今回の危機が表面化してから、アメリカやヨーロッパでは、イスラエル支持者とパレスチナ支持者のデモが頻繁に起こっています。街中で激しい舌戦が繰り広げられる様子を、テレビや新聞は「世界は分断に向かっている」とはやし立てますが、この光景こそ民主主義のあるべき姿だと僕は感じます。互いに主義主張の応酬をしても、銃弾やロケット弾が飛び交うことはない。どんなに見解が激しくぶつかり合おうとも、最後は選挙で決する。これこそが2度の世界大戦を経て僕らが手にした法の支配による世界秩序、民主国家の姿じゃないですか。

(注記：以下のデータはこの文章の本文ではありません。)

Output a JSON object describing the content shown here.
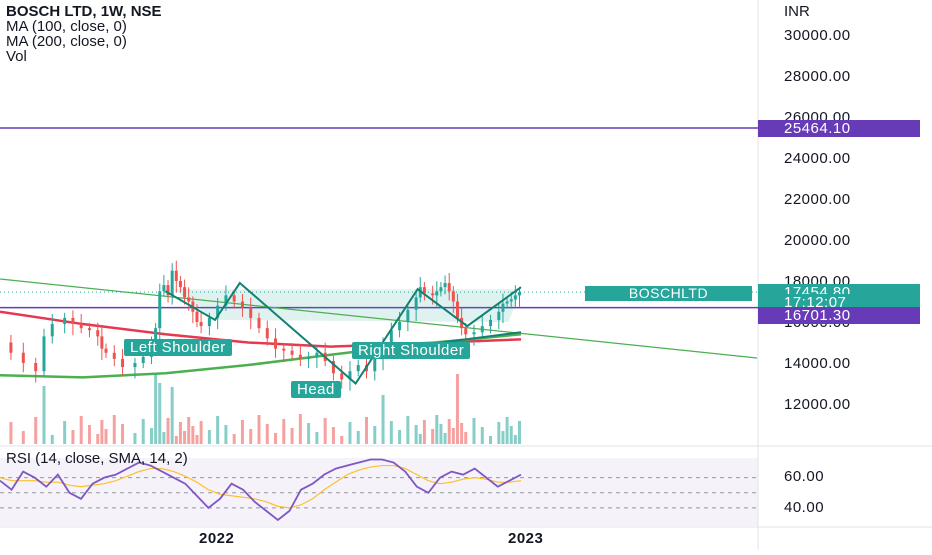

ダウニング街近くの路上で祈る親パレスチナのデモ隊の縦長ショット
写真=iStock.com/Wirestock
※写真はイメージです

法の支配とは、本当のところはフィクションにすぎません。皆が信じるから維持されているようなものです。今の日本や先進国のように、国民が法を順守する共通認識を持って初めて機能する制度なのです。法を守ることが安定した秩序ある社会を維持するために必要不可欠なことだと理解し、どんな事情があろうとも、どんな相手であろうとも法に則ることを受け入れているからこそ実現します。だからこそ一度ほころびを許してしまえば、なし崩し的に崩壊しかねない脆さもはらんでいるのです。

法の支配を維持するためには、各メンバーが絶対にそれを守り維持するという決意とエネルギーが必要なのです。

西欧諸国も日本も長い歴史を踏まえて法の支配を築き上げてきました。中東やアフリカに法の支配が行きわたるにはあと100年かかるかもしれませんが、後戻りさせるわけにはいきません。それにはまず、法の支配が浸透している側にいる僕らが、その意識を絶対に緩めないという不屈の精神こそが必要不可欠なのだと思います。